Saturday, February 21, 2026

Tucker Carlson Forces the Question—and Gets the Answer: Mike Huckabee Says Israel Could “Take It All”



For years, Tucker Carlson has pressed a question that political leaders, pastors, and diplomats consistently dodge. When Christian leaders invoke the Bible to justify unconditional political support for Israel, what land—specifically—are they claiming Scripture promises?

In his exchange with U.S. Ambassador to Israel Mike Huckabee, Carlson narrowed the debate to the only verse that actually defines territory: Genesis 15:18.

That verse states that God made a covenant with Abram, promising land “from the river of Egypt to the great river, the Euphrates.”

Carlson’s question was not rhetorical. It was direct, logical, and unavoidable. If Genesis 15 is cited as a binding promise that applies today, then the land described does not stop at Israel’s current borders. Taken at face value, it spans modern-day Egypt, Jordan, Gaza, Saudi Arabia, Iraq, and Kuwait.

Carlson then asked the question few in Washington are willing to say out loud:

Is Israel ultimately entitled to all of it?

Huckabee’s Answer—Finally, and Clearly

At first, Huckabee attempted to sidestep the issue, invoking theology and diplomacy while avoiding the implications of the verse itself. But when Carlson pressed him to the logical end of the argument, Huckabee dropped the ambiguity.

Huckabee said it would be fine if Israel took it all.

That statement mattered—not because it reflected official Israeli policy, but because it revealed what Carlson had been trying to expose all along: when pressed, the biblical justification does not stop at defensible borders.

Huckabee later attempted to walk the comment back, suggesting Israel was not actively seeking to conquer neighboring nations. But the core admission stood. If Genesis 15 is treated as a valid modern claim, then there is no principled limit to how far that claim extends.

The Territory Problem No One Wants to Own

Genesis 15 does not describe a modest homeland. It outlines a landmass that would absorb or dominate multiple sovereign nations across the Middle East.

That reality presents a dilemma Christian Zionist leaders rarely confront honestly:

Either

  1. Genesis 15 is a theological covenant with no modern territorial application, or

  2. It implies claims that would destabilize the entire Middle East and violate international law

Huckabee tried to occupy both positions at once—affirming the promise while denying its consequences—until Carlson forced him to choose. When he did, Huckabee chose the maximalist interpretation.

Why Carlson Was Right to Press

Carlson’s questioning was not anti-Israel. It was anti-evasion.

He did not argue that Israel intends to seize Saudi Arabia or Iraq tomorrow. He argued something more basic: if Scripture is being used to justify policy, then its full meaning must be faced honestly.

You cannot invoke Genesis 15 to silence criticism while rejecting its geographic scope when that scope becomes uncomfortable. You cannot claim divine authority selectively.

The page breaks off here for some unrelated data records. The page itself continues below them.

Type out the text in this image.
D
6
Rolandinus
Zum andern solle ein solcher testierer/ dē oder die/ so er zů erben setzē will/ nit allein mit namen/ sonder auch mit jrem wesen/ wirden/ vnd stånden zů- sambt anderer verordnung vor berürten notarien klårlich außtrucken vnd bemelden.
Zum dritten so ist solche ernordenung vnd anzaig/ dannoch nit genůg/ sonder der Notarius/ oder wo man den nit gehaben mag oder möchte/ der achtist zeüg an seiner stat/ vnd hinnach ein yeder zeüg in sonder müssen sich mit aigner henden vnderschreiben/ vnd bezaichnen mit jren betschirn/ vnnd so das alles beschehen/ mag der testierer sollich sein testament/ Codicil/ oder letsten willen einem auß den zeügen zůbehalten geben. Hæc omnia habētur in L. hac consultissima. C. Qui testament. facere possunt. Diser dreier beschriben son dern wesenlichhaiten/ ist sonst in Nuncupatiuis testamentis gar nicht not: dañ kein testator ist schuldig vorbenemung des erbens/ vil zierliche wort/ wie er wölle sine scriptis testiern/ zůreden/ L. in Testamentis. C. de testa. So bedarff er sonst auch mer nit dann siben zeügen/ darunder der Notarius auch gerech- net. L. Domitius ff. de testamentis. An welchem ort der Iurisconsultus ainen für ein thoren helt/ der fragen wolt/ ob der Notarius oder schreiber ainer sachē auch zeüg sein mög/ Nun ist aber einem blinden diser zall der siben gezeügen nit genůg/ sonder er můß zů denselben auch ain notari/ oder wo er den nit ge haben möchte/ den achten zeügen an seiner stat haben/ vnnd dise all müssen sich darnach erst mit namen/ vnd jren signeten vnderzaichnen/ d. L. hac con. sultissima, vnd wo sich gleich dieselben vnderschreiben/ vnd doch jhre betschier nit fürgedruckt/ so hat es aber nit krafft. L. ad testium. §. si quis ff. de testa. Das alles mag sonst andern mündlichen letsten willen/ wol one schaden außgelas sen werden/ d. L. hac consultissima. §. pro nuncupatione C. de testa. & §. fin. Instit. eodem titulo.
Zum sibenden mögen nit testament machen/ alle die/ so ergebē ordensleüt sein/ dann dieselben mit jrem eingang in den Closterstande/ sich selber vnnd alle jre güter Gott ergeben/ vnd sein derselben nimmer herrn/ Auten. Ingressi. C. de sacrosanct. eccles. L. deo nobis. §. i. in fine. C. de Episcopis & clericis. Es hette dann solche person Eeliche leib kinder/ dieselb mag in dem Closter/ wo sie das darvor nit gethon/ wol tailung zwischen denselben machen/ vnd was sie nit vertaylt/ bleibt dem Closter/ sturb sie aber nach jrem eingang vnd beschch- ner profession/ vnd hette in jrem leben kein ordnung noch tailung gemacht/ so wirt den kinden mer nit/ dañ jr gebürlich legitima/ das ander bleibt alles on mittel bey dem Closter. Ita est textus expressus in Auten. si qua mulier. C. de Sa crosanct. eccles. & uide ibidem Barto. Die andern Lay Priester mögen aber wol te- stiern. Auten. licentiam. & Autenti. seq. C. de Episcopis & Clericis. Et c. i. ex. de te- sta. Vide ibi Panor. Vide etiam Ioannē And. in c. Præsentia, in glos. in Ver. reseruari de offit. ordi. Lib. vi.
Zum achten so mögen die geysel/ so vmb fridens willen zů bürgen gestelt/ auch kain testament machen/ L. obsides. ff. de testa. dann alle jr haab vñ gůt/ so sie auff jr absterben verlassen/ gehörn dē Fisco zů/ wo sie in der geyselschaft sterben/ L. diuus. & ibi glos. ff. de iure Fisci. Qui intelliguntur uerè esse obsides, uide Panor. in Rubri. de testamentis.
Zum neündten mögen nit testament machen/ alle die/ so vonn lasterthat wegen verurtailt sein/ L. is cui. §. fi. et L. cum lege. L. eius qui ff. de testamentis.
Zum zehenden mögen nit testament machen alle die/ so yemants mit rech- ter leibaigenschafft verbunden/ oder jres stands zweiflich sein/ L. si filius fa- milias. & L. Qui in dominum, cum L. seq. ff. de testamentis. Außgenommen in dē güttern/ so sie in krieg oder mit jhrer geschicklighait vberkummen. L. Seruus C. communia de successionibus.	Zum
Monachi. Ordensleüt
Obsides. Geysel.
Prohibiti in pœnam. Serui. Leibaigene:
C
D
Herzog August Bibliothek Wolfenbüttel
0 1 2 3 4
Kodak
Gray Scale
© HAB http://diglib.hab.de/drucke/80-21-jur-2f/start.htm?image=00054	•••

That is not theology. That is convenience.

A Reckoning for Political Christianity

Huckabee’s answer exposed a deeper issue within American political Christianity. Biblical language is often deployed rhetorically to shut down debate, not to clarify it.

Carlson did the opposite. He followed the argument to its end and demanded accountability.

Genesis 15 either has modern meaning, or it does not. If it does, then its territorial implications must be acknowledged openly—even when they shock the conscience. If it does not, then it should stop being used as a moral shield for foreign policy decisions that demand democratic scrutiny.

Tucker Carlson did what few journalists are willing to do. He forced a powerful official to answer a forbidden question—and he got the answer.

Mike Huckabee said Israel could take it all.

And in that moment, the contradiction at the heart of political Christian Zionism was no longer theoretical. It was spoken aloud.